Da muss dann einer, wenn er unbedingt gleich am Samstag anfangen will zu lesen, aufs Shopping verzichten und daheim bleiben — damit er das Buch persönlich in Empfang nehmen kann.

Drei Jahre Wartezeit

So ist das, wenn Frau Rowling ein Buch schreibt, und weil sie sich diesmal länger Zeit gelassen hat, ist das Werk mit 255.000 Worten ein gutes Stück umfangreicher ausgefallen als das letzte. So viel hat selbst das Neue Testament nicht zu bieten, und dass die Abenteuer des mittlerweile nicht mehr ganz so kleinen Zauberlehrlings noch ein bisschen spannender sind als die Wasser-Nummer eines gewissen Jesus auf dem See Genezareth versteht sich von selber.

Ein Phänomen wird man das schon nennen dürfen: Ein von der Stütze lebendes allein erziehendes Aschenputtel hat eine Buchidee, setzt sie um und ist bald darauf reicher als die Queen. Die bisher erschienenen vier Harry-Potter-Bücher sind weltweit fast 200 Millionen Mal verkauft worden, die Verfilmung der beiden ersten war ein Riesenerfolg.

Nur "Titanic" haben noch mehr gesehen als "Harry Potter und der Stein der Weisen". Dazu die gnadenlose Kommerzialisierung, und schon wird Frau Rowling auf fast 400 Millionen Euro taxiert.

Das Schreiben ist durch den märchenhaften Reichtum aber offenbar nicht leichter geworden.
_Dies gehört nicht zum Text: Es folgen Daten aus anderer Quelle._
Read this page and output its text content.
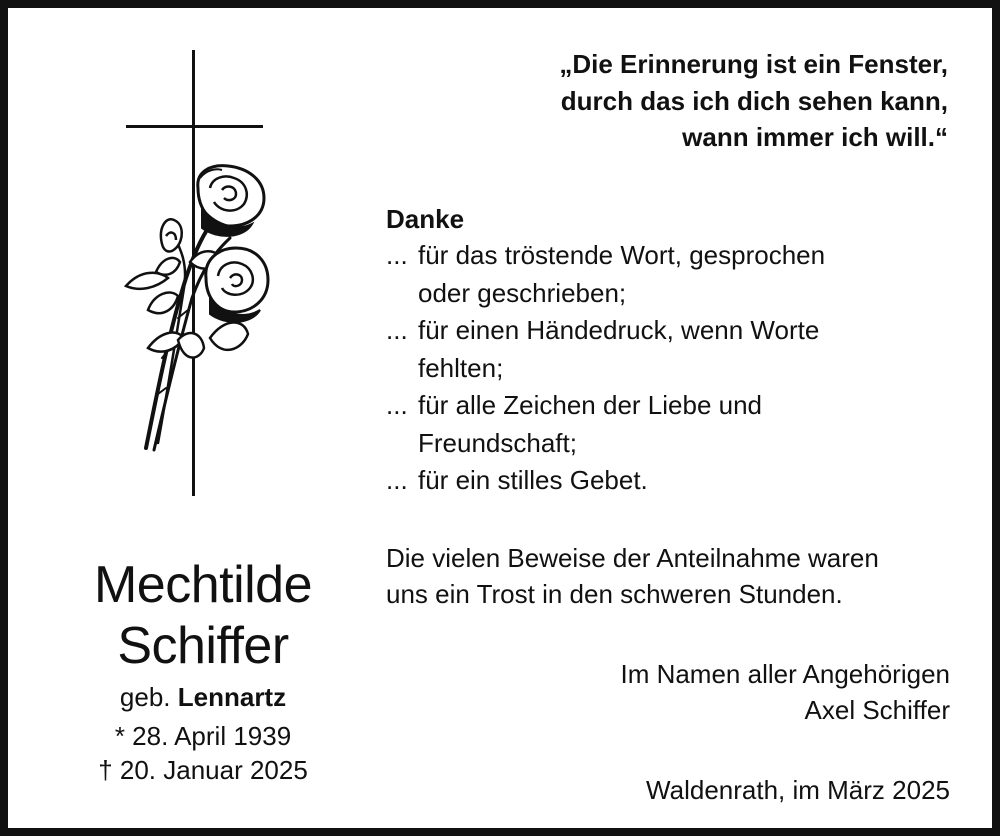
„Die Erinnerung ist ein Fenster,
durch das ich dich sehen kann,
wann immer ich will.“
Danke
... für das tröstende Wort, gesprochen
oder geschrieben;
... für einen Händedruck, wenn Worte
fehlten;
... für alle Zeichen der Liebe und
Freundschaft;
... für ein stilles Gebet.
Die vielen Beweise der Anteilnahme waren
uns ein Trost in den schweren Stunden.
Im Namen aller Angehörigen
Axel Schiffer
Waldenrath, im März 2025
Mechtilde
Schiffer
geb. Lennartz
* 28. April 1939
† 20. Januar 2025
Früher hat die Autorin die begierige Potter-Gemeinde pünktlich jedes Jahr mit einem Buch bedient — diesmal dauerte es drei Jahre. Schreibblockade? Millionärsblues? Egal, der fünfte Band ist lieferfertig, 768 Seiten sind bereit, sich verschlingen zu lassen.

Mitternachts-Treffen in der Buchhandlung

In der Nacht zum Samstag wird der Verlag "Bloomsbury" die Tore seiner angeblich schwer bewachten Druckereien öffnen, über zwei Millionen Bücher werden landesweit in die Buchhandlungen gefahren werden, und viele von denen werden schon um Mitternacht öffnen. Es könnte der beste Bestseller aller Zeiten werden.

Eigentlich sehr schön, dass es das noch gibt: So viel Aufregung um ein Kinderbuch, und was die Post beschweren mag, kann den kleinen und großen Lesern gar nicht umfangreich genug sein. Fast ein Wunder, dass es gelungen ist, den Inhalt bis zum Schluss geheim zu... doch welche Meldung kommt da?

Tausende Exemplare des neuen Harry-Potter-Buches aus einem Lager in Nordengland gestohlen. Die Täter, nehmen wir an, haben es vor Spannung nicht mehr ausgehalten — und werden, so man sie fasst, wohl mit mildernden Umständen rechnen können.